In case you missed it, late Friday afternoon, the New Hampshire Center for Public Policy Studies posted the following update on their blog acknowledging that if New Hampshire does not move forward with our own plan for one high-end, highly regulated casino, the state stands to lose approximately $75 million per year.
March 01, 2013
What if NH does nothing on expanded gambling?
Since we published our updated analysis of the potential impacts of expanded gambling in New Hampshire earlier this week, several policymakers and others have responded that our model failed to note the likely financial loss to the state if Massachusetts establishes casinos and New Hampshire takes no action on legalized gambling.
As we noted in this new report, “Expanded Gambling in NH: An update on options,” Massachusetts authorized the establishment of three casinos across the state in 2011, and that state is currently going through the process of determining where they will be located and who will operate them. In presentations earlier this year to the Ways and Means Committees of the NH House and Senate, we modeled the potential impact on New Hampshire of those out-of-state casinos. We looked at what New Hampshire would stand to lose in state lottery sales, as more people chose to spend money at casinos rather than on state lottery tickets and scratch cards. We also considered the likely increase in social costs associated with problem and pathological gamblers from New Hampshire who would travel to those new Massachusetts casinos.
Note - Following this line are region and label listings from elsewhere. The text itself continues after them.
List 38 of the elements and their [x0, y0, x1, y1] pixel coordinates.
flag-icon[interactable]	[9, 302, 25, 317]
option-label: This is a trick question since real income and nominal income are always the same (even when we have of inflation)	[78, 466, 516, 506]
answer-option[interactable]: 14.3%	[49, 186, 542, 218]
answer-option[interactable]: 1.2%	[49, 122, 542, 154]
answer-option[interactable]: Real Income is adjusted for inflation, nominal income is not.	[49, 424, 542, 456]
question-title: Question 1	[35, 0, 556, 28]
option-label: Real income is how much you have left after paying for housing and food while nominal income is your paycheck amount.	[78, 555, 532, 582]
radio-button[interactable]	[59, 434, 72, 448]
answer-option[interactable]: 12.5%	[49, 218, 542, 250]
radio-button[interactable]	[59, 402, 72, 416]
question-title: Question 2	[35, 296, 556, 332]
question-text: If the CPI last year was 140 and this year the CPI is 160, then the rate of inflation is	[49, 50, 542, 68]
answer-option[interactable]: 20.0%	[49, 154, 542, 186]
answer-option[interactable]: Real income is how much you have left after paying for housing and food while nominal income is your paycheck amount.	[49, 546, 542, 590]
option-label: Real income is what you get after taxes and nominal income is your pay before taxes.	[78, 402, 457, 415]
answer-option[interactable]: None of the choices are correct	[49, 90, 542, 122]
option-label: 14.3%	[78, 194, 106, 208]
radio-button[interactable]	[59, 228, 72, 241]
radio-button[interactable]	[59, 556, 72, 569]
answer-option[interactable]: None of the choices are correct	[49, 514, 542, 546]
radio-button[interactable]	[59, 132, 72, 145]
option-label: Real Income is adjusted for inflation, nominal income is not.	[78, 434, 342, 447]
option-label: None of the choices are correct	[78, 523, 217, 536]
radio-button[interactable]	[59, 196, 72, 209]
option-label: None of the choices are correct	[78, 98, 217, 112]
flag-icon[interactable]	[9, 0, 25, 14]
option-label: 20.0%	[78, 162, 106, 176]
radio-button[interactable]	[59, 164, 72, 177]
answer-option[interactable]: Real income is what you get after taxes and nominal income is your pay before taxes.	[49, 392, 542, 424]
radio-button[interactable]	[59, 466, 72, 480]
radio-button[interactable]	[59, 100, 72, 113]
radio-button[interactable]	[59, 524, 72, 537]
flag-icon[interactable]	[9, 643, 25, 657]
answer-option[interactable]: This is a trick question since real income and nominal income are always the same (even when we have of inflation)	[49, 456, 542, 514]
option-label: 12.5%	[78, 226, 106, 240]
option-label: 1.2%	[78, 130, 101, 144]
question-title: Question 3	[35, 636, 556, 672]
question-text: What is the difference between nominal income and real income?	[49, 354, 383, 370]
We’re reproduced that chart below. It assumes that two of the Massachusetts casinos will be located at Suffolk Downs (outside Boston) and Palmer (near Springfield) -- both of which are contenders for the new gambling facilities. The model shows that New Hampshire stands to “lose” roughly $75 million a year under that scenario, if New Hampshire policymakers chose to take no action on gambling.
As our recent paper indicated, legalized gambling in New Hampshire would most certainly yield revenue to the state, in the form of tax receipts on casino operation earnings. But that revenue would have to be balanced against the likely increase in social costs from problem gamblers in the state. At a 30 percent tax rate, our model finds that tax revenues are roughly equal to the increased social costs, regardless of the size of the gambling facility.